The rose had clearly been there a for many years, with the thickest canes being nearly three inches thick. When we moved in in February, the rose was just leafing out, with no sign of buds, yet. But it wasn’t long before enormous red roses were appearing on it. We took some pictures and shared with friends who knew a bit more about roses. More than one person guessed it was a Mr. Lincoln, a fairly well-known red rose. Later that summer, when I was digging down deep around the roots of the red rose (we were trying to excise wild deadly nightshade, which grows as a weed up here), that I found the original stamped metal tag that had come with the rose whenever it had been planted, which identified it as a Patrician. It’s a red rose that was specifically bred to emulate a Mr. Lincoln, though it is supposed to be a bit hardier.
That same spring Ray came home from a shopping trip one day with a new rose to plant at the other end of the same bed. It was labeled a Maid of Honor, which was not a rose I had heard of. I learned much later that the name Maid of Honor does not represent a recognized cultivar of a rose, but is rather a name that sounds like it ought to be a real rose breed which gets slapped on various pink or yellow roses sold by, shall we say, less than scrupulous distributors.
We didn’t know that, at the time. We planted it, took care of it, and we were both a little shocked at just how quickly it sent canes shooting up for the sky. We would get these enormous pink blooms, often in clusters above the eaves. The next spring I remember quite clearly one Friday finding a new cane that had grown to about 8 inches in length. By the next Friday, that same cane was more than 6 feet tall.
To say that it was an aggressive climbing rose might be an understatement.
So I have learned that I have to be a bit aggressive in trimming our pink rose. Not just in the fall, but throughout the growing season, as side branches soon block off the walkway, and the tall branches hang down into the driveway.
Ray died before our Maid of Honor reached its third spring. Another rose that we found that same year, a pale lavender rose whose labeled breed I have forgotten, lived only a couple more years after Ray did. But the Maid of Honor, and the original Patrician, continued to go strong.

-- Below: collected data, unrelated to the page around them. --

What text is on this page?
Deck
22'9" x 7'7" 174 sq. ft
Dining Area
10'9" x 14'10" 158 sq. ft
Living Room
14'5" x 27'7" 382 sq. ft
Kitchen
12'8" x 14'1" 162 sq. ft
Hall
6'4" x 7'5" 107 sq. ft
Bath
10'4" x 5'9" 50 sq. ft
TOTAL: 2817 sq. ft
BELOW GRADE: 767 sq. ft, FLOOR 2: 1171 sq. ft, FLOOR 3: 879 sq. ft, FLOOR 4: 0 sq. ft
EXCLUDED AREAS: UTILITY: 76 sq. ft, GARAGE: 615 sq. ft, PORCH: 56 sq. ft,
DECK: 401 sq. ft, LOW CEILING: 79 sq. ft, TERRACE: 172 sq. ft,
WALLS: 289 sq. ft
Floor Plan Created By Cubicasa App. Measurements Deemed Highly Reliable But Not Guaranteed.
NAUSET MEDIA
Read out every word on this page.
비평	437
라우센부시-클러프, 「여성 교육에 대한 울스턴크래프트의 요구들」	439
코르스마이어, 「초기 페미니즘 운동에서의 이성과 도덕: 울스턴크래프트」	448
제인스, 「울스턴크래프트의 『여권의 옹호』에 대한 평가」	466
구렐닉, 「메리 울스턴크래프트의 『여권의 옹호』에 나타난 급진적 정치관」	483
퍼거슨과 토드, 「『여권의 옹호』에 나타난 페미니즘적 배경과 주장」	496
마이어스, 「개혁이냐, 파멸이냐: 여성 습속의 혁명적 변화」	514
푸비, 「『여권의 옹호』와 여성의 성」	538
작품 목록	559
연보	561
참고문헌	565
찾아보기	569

A couple of years ago, I apparently got too aggressive at trimming the Maid of Honor, because the root stock started sending even more rapidly growing canes up. Roses don’t breed true via seed, so when you buy one at a nursery, what you get are several canes grafted off of an original (or more likely, a graft of a graft of a graft… et cetera… of an original) and onto a hardier breed of rose. Usually a wild rose or tea rose. So if you get new shoots from the root ball, they are a different kind of rose, altogether.
The root’s flowers on mine are very tiny white blossoms that almost don’t look like roses once they open all the way. It’s branches grow even fast than the pink ones, but they never get quite as thick as a pencil, so while they are very long, they droop and wind around the thicker, stronger pink branches (and anything else they can reach).
Our building is getting painted right now, and I’ve been having to trim both the white and pink branches multiple times because the rose keeps getting up around the eaves or into the porch railing. Late last week I trimmed a new tall branch, and it had a single bud near the end. So I trimmed it some more and stuck in in the vase where I had some flowers (some that I had bought myself, and some that friends brought over when they heard the news about my dad).
Sometime while I was sleeping last night, the bud began to open. So I took a picture.
Every time I stop and look at any of the buds from the Maid of Honor, I think about of Ray. Who loved to smell those pink blooms, give me a goofy grin, and ask me if I agreed that it was pretty.